Learning How to Maintain

From my lovely pool man, I enjoyed one month of maintenance, and the opportunity to learn how to clean and maintain the pool myself.  This was $100 well spent, as he showed me the exact techniques for my own pool and spa areas.  He also explained what tools I actually needed, and mentioned tools to avoid.

A pool pump needs to run about 8 hours a day minimum depending on the size of the pool. If water sits, it breeds mosquitoes and frogs.  Everyone should invest in a timer if the pool doesn’t have one already.  The added electricity cost was about $30 a month with timer and my slightly older pump compared to the month where I moved in and everything for the pool was off.  New pumps get quoted in price ranges all over the place, from $300 up to $1800.  I’ve given up researching until after my current pump dies.

Tools for the Job

My vacuum cost $35 for the pool hose, $15 for the vacuum head, and I got a pole and deep net, skimmer and brush on sale at the local pool store (maybe another $50).

I take the pool water in for free to get it tested at the local pool store.  Although they try to sell you chemicals for the service, you can say no.  For chlorine and shock and other chemicals as needed (don’t stock up on anything except chlorine and shock), Home Depot and Lowes are often far cheaper.  I use one bag of shock after a rain storm, and 2-3 bags after any flooding/hurricanes.  I buy giant tubs of chlorine and add the tabs to the chlorinators weekly (approximately $70 every four months).

For the filters and fun stuff like floaties and ducky chlorinators, Amazon is my best friend.

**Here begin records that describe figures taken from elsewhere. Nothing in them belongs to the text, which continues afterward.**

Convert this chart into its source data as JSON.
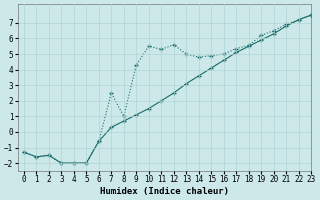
{
  "xlabel": "Humidex (Indice chaleur)",
  "background_color": "#cce8e8",
  "line_color": "#1a6b6b",
  "xlim": [
    -0.5,
    23
  ],
  "ylim": [
    -2.5,
    8.2
  ],
  "xticks": [
    0,
    1,
    2,
    3,
    4,
    5,
    6,
    7,
    8,
    9,
    10,
    11,
    12,
    13,
    14,
    15,
    16,
    17,
    18,
    19,
    20,
    21,
    22,
    23
  ],
  "yticks": [
    -2,
    -1,
    0,
    1,
    2,
    3,
    4,
    5,
    6,
    7
  ],
  "curve1_x": [
    0,
    1,
    2,
    3,
    4,
    5,
    6,
    7,
    8,
    9,
    10,
    11,
    12,
    13,
    14,
    15,
    16,
    17,
    18,
    19,
    20,
    21,
    22,
    23
  ],
  "curve1_y": [
    -1.3,
    -1.6,
    -1.5,
    -2.0,
    -2.0,
    -2.0,
    -0.6,
    0.3,
    0.7,
    1.1,
    1.5,
    2.0,
    2.5,
    3.1,
    3.6,
    4.1,
    4.6,
    5.1,
    5.5,
    5.9,
    6.3,
    6.8,
    7.2,
    7.5
  ],
  "curve2_x": [
    0,
    1,
    2,
    3,
    4,
    5,
    6,
    7,
    8,
    9,
    10,
    11,
    12,
    13,
    14,
    15,
    16,
    17,
    18,
    19,
    20,
    21,
    22,
    23
  ],
  "curve2_y": [
    -1.3,
    -1.6,
    -1.5,
    -2.0,
    -2.0,
    -2.0,
    -0.6,
    2.5,
    1.0,
    4.3,
    5.5,
    5.3,
    5.6,
    5.0,
    4.8,
    4.9,
    5.0,
    5.35,
    5.55,
    6.2,
    6.5,
    6.9,
    7.2,
    7.5
  ],
  "grid_color": "#afd4d4"
}
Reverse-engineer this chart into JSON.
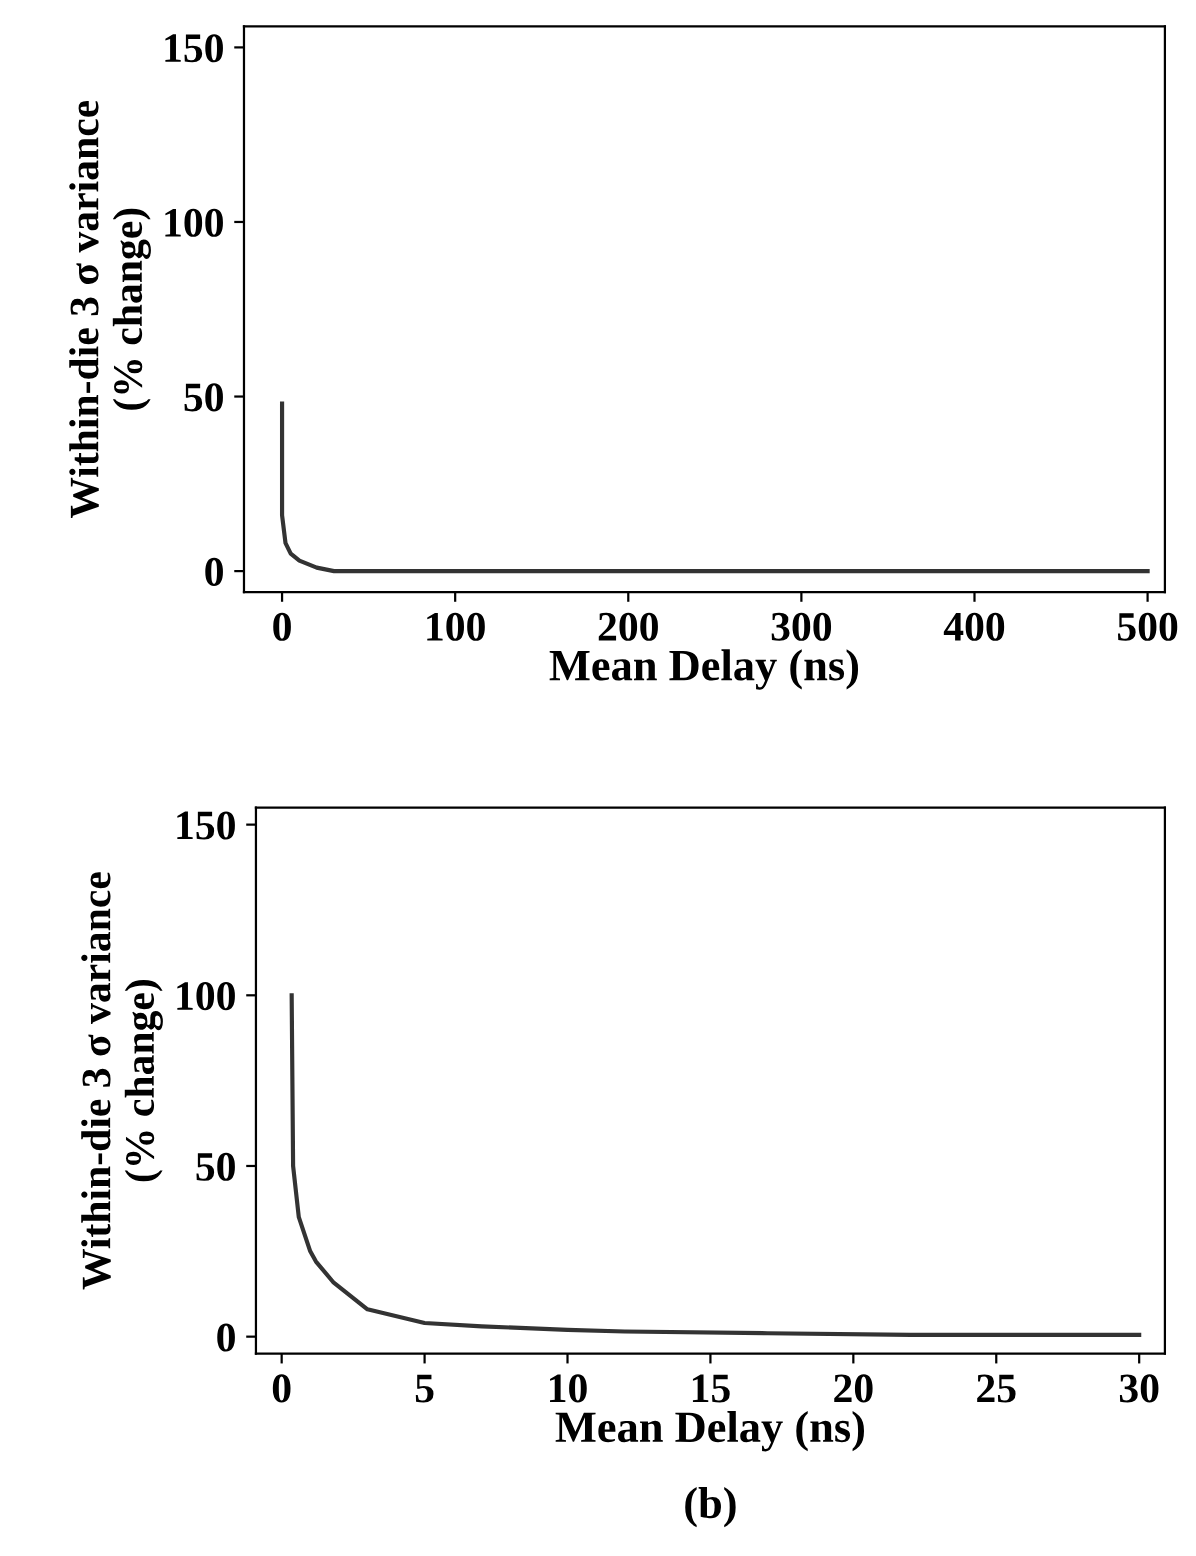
{
  "chart_data": [
    {
      "type": "line",
      "xlabel": "Mean Delay (ns)",
      "ylabel": "Within-die 3 σ variance\n(% change)",
      "series": [
        {
          "color": "#333333",
          "x": [
            0,
            0,
            2,
            5,
            10,
            15,
            20,
            30,
            100,
            200,
            300,
            400,
            500
          ],
          "values": [
            48,
            16,
            8,
            5,
            3,
            2,
            1,
            0,
            0,
            0,
            0,
            0,
            0
          ]
        }
      ],
      "xlim": [
        -22,
        510
      ],
      "xticks": [
        0,
        100,
        200,
        300,
        400,
        500
      ],
      "ylim": [
        -6,
        156
      ],
      "yticks": [
        0,
        50,
        100,
        150
      ],
      "grid": false,
      "legend": false,
      "marker": "none",
      "line_style": "solid"
    },
    {
      "type": "line",
      "xlabel": "Mean Delay (ns)",
      "ylabel": "Within-die 3 σ variance\n(% change)",
      "annotations": [
        "(b)"
      ],
      "series": [
        {
          "color": "#333333",
          "x": [
            0.35,
            0.4,
            0.6,
            1,
            1.2,
            1.8,
            3,
            5,
            7,
            10,
            12,
            17,
            22,
            30
          ],
          "values": [
            100,
            50,
            35,
            25,
            22,
            16,
            8,
            4,
            3,
            2,
            1.5,
            1,
            0.5,
            0.5
          ]
        }
      ],
      "xlim": [
        -0.9,
        30.9
      ],
      "xticks": [
        0,
        5,
        10,
        15,
        20,
        25,
        30
      ],
      "ylim": [
        -5,
        155
      ],
      "yticks": [
        0,
        50,
        100,
        150
      ],
      "grid": false,
      "legend": false,
      "marker": "none",
      "line_style": "solid"
    }
  ]
}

I try to avoid filling water, so I use a solar cover (acquired for free from Craigslist) for the pool when it’s not in use/during colder months to lessen the evaporation. During this time, I don’t bother cleaning much (leaves stay on top) but still do the chemicals and the pump still runs. Rain fills the pool for the most part.

Time Well Spent?

Overall maintenance is an hour a week to add chlorine tablets to the chlorinators, empty the skimmer and then skim with nets and pole, brush the sides, get any leaves or critters, and clean the filter.  Usually once a month, I will take about an hour to vacuum.  It’s actually not bad, now that I know what I’m doing.  I will definitely say having a pool is a huge draw for my Airbnb business.

If you are on the fence or leaning toward not wanting a pool, keep looking for a house without. It’s not bad, but as someone who doesn’t use it, I could definitely be spending my time and money in better ways.

One Reply to “The Pool I Didn’t Want / Pool Maintenance 101”

  1. Your site has some great stuff…straight up and to the point. At such a young age! Go you! The AirBnB hack is such a great idea! And your reported passion for it is amazing. You really found a lifestyle that works for you…it’s great to see that.